Caitlin Plowman, a doctoral candidate focusing on marine biology, was helping recover the last trawl of the day when she and the rest of the research team were ordered to discontinue work and gather inside the Oceanus.

“The PA system came on and it was the captain saying that we were going to rescue someone from the water — ‘This is not a drill. This is not a drill,’” Plowman said. “We were all just huddled in the main lab, looking out the windows. And then we saw a person climb over the side of the boat, the crew wrapped him up in blankets, brought him inside and gave him dry clothes and warm food. It was just 10 minutes from ‘This is not a drill’ to that man is on the boat and safe.”

Akers was grateful for his rescuers but devastated by the loss of his boat. “I wanted to go down with her,” he told the newspaper.

Young, too, was thankful for what he called the “absolutely incredible” Oceanus crew and an act of heroism that highlighted an otherwise fruitful three-day research cruise.

The OIMB team is creating an online book, “Oregon Shelf Invertebrates,” that is a guide to sponges, sea anemones, crustaceans and other sea life in the deeper waters off Oregon.

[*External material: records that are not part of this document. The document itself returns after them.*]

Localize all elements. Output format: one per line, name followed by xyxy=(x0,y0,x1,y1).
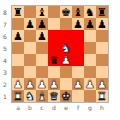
white-pawn-icon: ♟ xyxy=(49,79,59,90)
black-pawn-icon: ♟ xyxy=(37,19,47,30)
square-b6[interactable] xyxy=(24,30,36,42)
white-pawn-icon: ♟ xyxy=(97,79,107,90)
square-h6[interactable] xyxy=(96,30,108,42)
square-a5[interactable] xyxy=(12,42,24,54)
file-label-f: f xyxy=(72,104,84,113)
square-d3[interactable] xyxy=(48,66,60,78)
black-pawn-icon: ♟ xyxy=(25,19,35,30)
black-pawn-icon: ♟ xyxy=(85,19,95,30)
square-h5[interactable] xyxy=(96,42,108,54)
square-e5[interactable]: ♞ xyxy=(60,42,72,54)
square-e8[interactable]: ♚ xyxy=(60,6,72,18)
white-bishop-icon: ♝ xyxy=(37,91,47,102)
square-a1[interactable]: ♜ xyxy=(12,90,24,102)
square-e6[interactable] xyxy=(60,30,72,42)
square-b7[interactable]: ♟ xyxy=(24,18,36,30)
square-h8[interactable]: ♜ xyxy=(96,6,108,18)
black-queen-icon: ♛ xyxy=(49,55,59,66)
square-h7[interactable]: ♟ xyxy=(96,18,108,30)
file-labels: abcdefgh xyxy=(12,104,108,113)
black-bishop-icon: ♝ xyxy=(37,7,47,18)
square-a2[interactable]: ♟ xyxy=(12,78,24,90)
square-b2[interactable]: ♟ xyxy=(24,78,36,90)
rank-label-5: 5 xyxy=(0,42,10,54)
square-c1[interactable]: ♝ xyxy=(36,90,48,102)
black-rook-icon: ♜ xyxy=(13,7,23,18)
rank-label-8: 8 xyxy=(0,6,10,18)
white-pawn-icon: ♟ xyxy=(73,79,83,90)
square-g4[interactable] xyxy=(84,54,96,66)
square-e7[interactable] xyxy=(60,18,72,30)
square-b5[interactable] xyxy=(24,42,36,54)
rank-label-6: 6 xyxy=(0,30,10,42)
square-e4[interactable]: ♟ xyxy=(60,54,72,66)
square-d4[interactable]: ♛ xyxy=(48,54,60,66)
square-f1[interactable] xyxy=(72,90,84,102)
square-f6[interactable] xyxy=(72,30,84,42)
white-rook-icon: ♜ xyxy=(13,91,23,102)
white-queen-icon: ♛ xyxy=(49,91,59,102)
black-bishop-icon: ♝ xyxy=(73,7,83,18)
square-g2[interactable]: ♟ xyxy=(84,78,96,90)
rank-label-1: 1 xyxy=(0,90,10,102)
white-rook-icon: ♜ xyxy=(97,91,107,102)
square-g1[interactable] xyxy=(84,90,96,102)
white-king-icon: ♚ xyxy=(61,91,71,102)
white-pawn-icon: ♟ xyxy=(85,79,95,90)
square-f8[interactable]: ♝ xyxy=(72,6,84,18)
square-d2[interactable]: ♟ xyxy=(48,78,60,90)
square-a6[interactable]: ♟ xyxy=(12,30,24,42)
square-c4[interactable] xyxy=(36,54,48,66)
square-b1[interactable]: ♞ xyxy=(24,90,36,102)
file-label-a: a xyxy=(12,104,24,113)
black-knight-icon: ♞ xyxy=(85,7,95,18)
square-b3[interactable] xyxy=(24,66,36,78)
file-label-g: g xyxy=(84,104,96,113)
rank-label-7: 7 xyxy=(0,18,10,30)
square-g6[interactable] xyxy=(84,30,96,42)
white-pawn-icon: ♟ xyxy=(25,79,35,90)
file-label-e: e xyxy=(60,104,72,113)
square-a3[interactable] xyxy=(12,66,24,78)
black-pawn-icon: ♟ xyxy=(13,31,23,42)
square-d6[interactable] xyxy=(48,30,60,42)
white-pawn-icon: ♟ xyxy=(37,79,47,90)
black-king-icon: ♚ xyxy=(61,7,71,18)
square-b4[interactable] xyxy=(24,54,36,66)
square-d1[interactable]: ♛ xyxy=(48,90,60,102)
square-g5[interactable] xyxy=(84,42,96,54)
black-pawn-icon: ♟ xyxy=(37,31,47,42)
black-pawn-icon: ♟ xyxy=(97,19,107,30)
square-f3[interactable] xyxy=(72,66,84,78)
white-knight-icon: ♞ xyxy=(61,43,71,54)
square-d8[interactable] xyxy=(48,6,60,18)
black-pawn-icon: ♟ xyxy=(73,19,83,30)
square-g7[interactable]: ♟ xyxy=(84,18,96,30)
square-f5[interactable] xyxy=(72,42,84,54)
square-d7[interactable] xyxy=(48,18,60,30)
square-h4[interactable] xyxy=(96,54,108,66)
square-f2[interactable]: ♟ xyxy=(72,78,84,90)
file-label-d: d xyxy=(48,104,60,113)
square-h2[interactable]: ♟ xyxy=(96,78,108,90)
chess-board: ♜♝♚♝♞♜♟♟♟♟♟♟♟♞♛♟♟♟♟♟♟♟♟♜♞♝♛♚♜ xyxy=(11,5,109,103)
square-h1[interactable]: ♜ xyxy=(96,90,108,102)
square-c6[interactable]: ♟ xyxy=(36,30,48,42)
square-c8[interactable]: ♝ xyxy=(36,6,48,18)
square-a7[interactable] xyxy=(12,18,24,30)
file-label-h: h xyxy=(96,104,108,113)
square-c5[interactable] xyxy=(36,42,48,54)
square-a8[interactable]: ♜ xyxy=(12,6,24,18)
square-e1[interactable]: ♚ xyxy=(60,90,72,102)
square-a4[interactable] xyxy=(12,54,24,66)
rank-label-2: 2 xyxy=(0,78,10,90)
square-c7[interactable]: ♟ xyxy=(36,18,48,30)
file-label-c: c xyxy=(36,104,48,113)
white-pawn-icon: ♟ xyxy=(13,79,23,90)
square-f7[interactable]: ♟ xyxy=(72,18,84,30)
square-e2[interactable] xyxy=(60,78,72,90)
square-b8[interactable] xyxy=(24,6,36,18)
square-g8[interactable]: ♞ xyxy=(84,6,96,18)
square-g3[interactable] xyxy=(84,66,96,78)
white-pawn-icon: ♟ xyxy=(61,55,71,66)
square-c3[interactable] xyxy=(36,66,48,78)
square-d5[interactable] xyxy=(48,42,60,54)
square-e3[interactable] xyxy=(60,66,72,78)
square-h3[interactable] xyxy=(96,66,108,78)
square-c2[interactable]: ♟ xyxy=(36,78,48,90)
white-knight-icon: ♞ xyxy=(25,91,35,102)
rank-label-4: 4 xyxy=(0,54,10,66)
rank-label-3: 3 xyxy=(0,66,10,78)
rank-labels: 87654321 xyxy=(0,6,10,102)
black-rook-icon: ♜ xyxy=(97,7,107,18)
square-f4[interactable] xyxy=(72,54,84,66)
file-label-b: b xyxy=(24,104,36,113)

Most of the contributions are written by undergraduate marine biology majors as an ongoing, intergenerational class project. It serves not only OIMB marine biology students but also fisheries managers, federal and state agencies, conservationists, fishermen, scientists, and interested members of the public, Young said.

Between the fateful research trip, earlier expeditions and a recent intensive “bioblitz” that catalogued more than 800 species in the shallow waters near OIMB, Young said, the institute is greatly increasing the understanding of the biological diversity off Oregon.

For example, a single rock collected from the ocean floor more than doubled the known number of species of bryozoans — small but important animals — in Oregon, Young said, while adding more than 20 species new to science.